黒服は守護都市中級相当の、言ってみればこのカジノの頼れる用心棒先生である。
いつもは筋肉と魔力を見せつけて厄介な客に大人しくしてもらう用心棒先生も、ジオを前にしては腰を低くし筋肉も黒服にしまっておくしかない。
「何故だ」
「ベルーガー卿の置かれております状況を踏まえ、ギルドより賭け事を禁止させるよう通達を受けております。
どうしてもというのであればご子息のセイジェンド様を同伴して頂くように、との事です」
借金をしているのにギャンブルに熱を上げるなというお達しである。
当たり前のことではあるが、それを伝える用心棒先生はとてもとても勇気を奮い立たせる必要があった。
このように英雄だけでも手に余るのに、さらに新たに厄介な客が現れた。
「何故、私が入れないのかしら」
蝶の仮面で顔を隠した貴婦人だった。
ホテルの宿泊客であるため最初は素通りしたのだが、仮面の下に隠された美しい素顔に気づいたスタッフが恐怖と共に用心棒先生に助けを求めたのだ。
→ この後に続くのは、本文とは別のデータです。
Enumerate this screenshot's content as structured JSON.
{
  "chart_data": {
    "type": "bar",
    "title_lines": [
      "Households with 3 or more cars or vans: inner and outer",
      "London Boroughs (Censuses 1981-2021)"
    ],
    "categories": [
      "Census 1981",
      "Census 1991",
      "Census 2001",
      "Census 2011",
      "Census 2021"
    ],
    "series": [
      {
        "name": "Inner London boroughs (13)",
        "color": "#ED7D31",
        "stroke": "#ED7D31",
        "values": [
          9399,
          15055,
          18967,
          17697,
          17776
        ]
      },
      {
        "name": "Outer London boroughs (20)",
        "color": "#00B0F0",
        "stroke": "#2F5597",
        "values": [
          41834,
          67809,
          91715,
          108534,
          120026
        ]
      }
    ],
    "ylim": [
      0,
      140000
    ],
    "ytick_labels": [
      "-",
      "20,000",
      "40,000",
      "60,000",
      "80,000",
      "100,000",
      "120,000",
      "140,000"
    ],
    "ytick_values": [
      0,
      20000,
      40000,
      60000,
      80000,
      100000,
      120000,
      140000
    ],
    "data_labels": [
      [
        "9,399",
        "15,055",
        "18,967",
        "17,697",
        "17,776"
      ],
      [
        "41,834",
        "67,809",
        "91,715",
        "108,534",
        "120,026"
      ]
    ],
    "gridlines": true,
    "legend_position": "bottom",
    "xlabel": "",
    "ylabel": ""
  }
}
「ルヴィアお嬢様、あなたは強すぎます。我がカジノではお相手が出来ません。
ノーレートの勝負であればお受けいたしますが、真剣勝負を望まれるのであれば、どうぞ商業都市に帰られるまで我慢なさってください」
わがままな名家令嬢を威圧することは用心棒先生にとって簡単なのだが、すぐ近くには未だ納得していない英雄がいる。
用心棒先生も元は守護都市の騎士であったため、ここで魔力を使い令嬢を威圧すれば、英雄が同じことを自分にしてくると理解していたのだ。
「あなたたちがこれを返せと言うから、賭けに来たのよ。
カジノが求めるチップを私は持っている。
それなのに賭けることが出来ないの?
おかしな話ではないかしら」
ルヴィアがそう言って用心棒先生に見せたのは黄金のチップだ。
以前、八つのうち五つがルヴィアの手に落ち、取り返すことを諦めたカジノはチップの換金を求めた。
ルヴィアはそれに応じて四つを換金したが、残り一つをその手に残していた。
新しいチップを作ることは簡単だったが、長年受け継がれてきた黄金のチップを失うことはエーテリアホテルにとってひどい痛手だ。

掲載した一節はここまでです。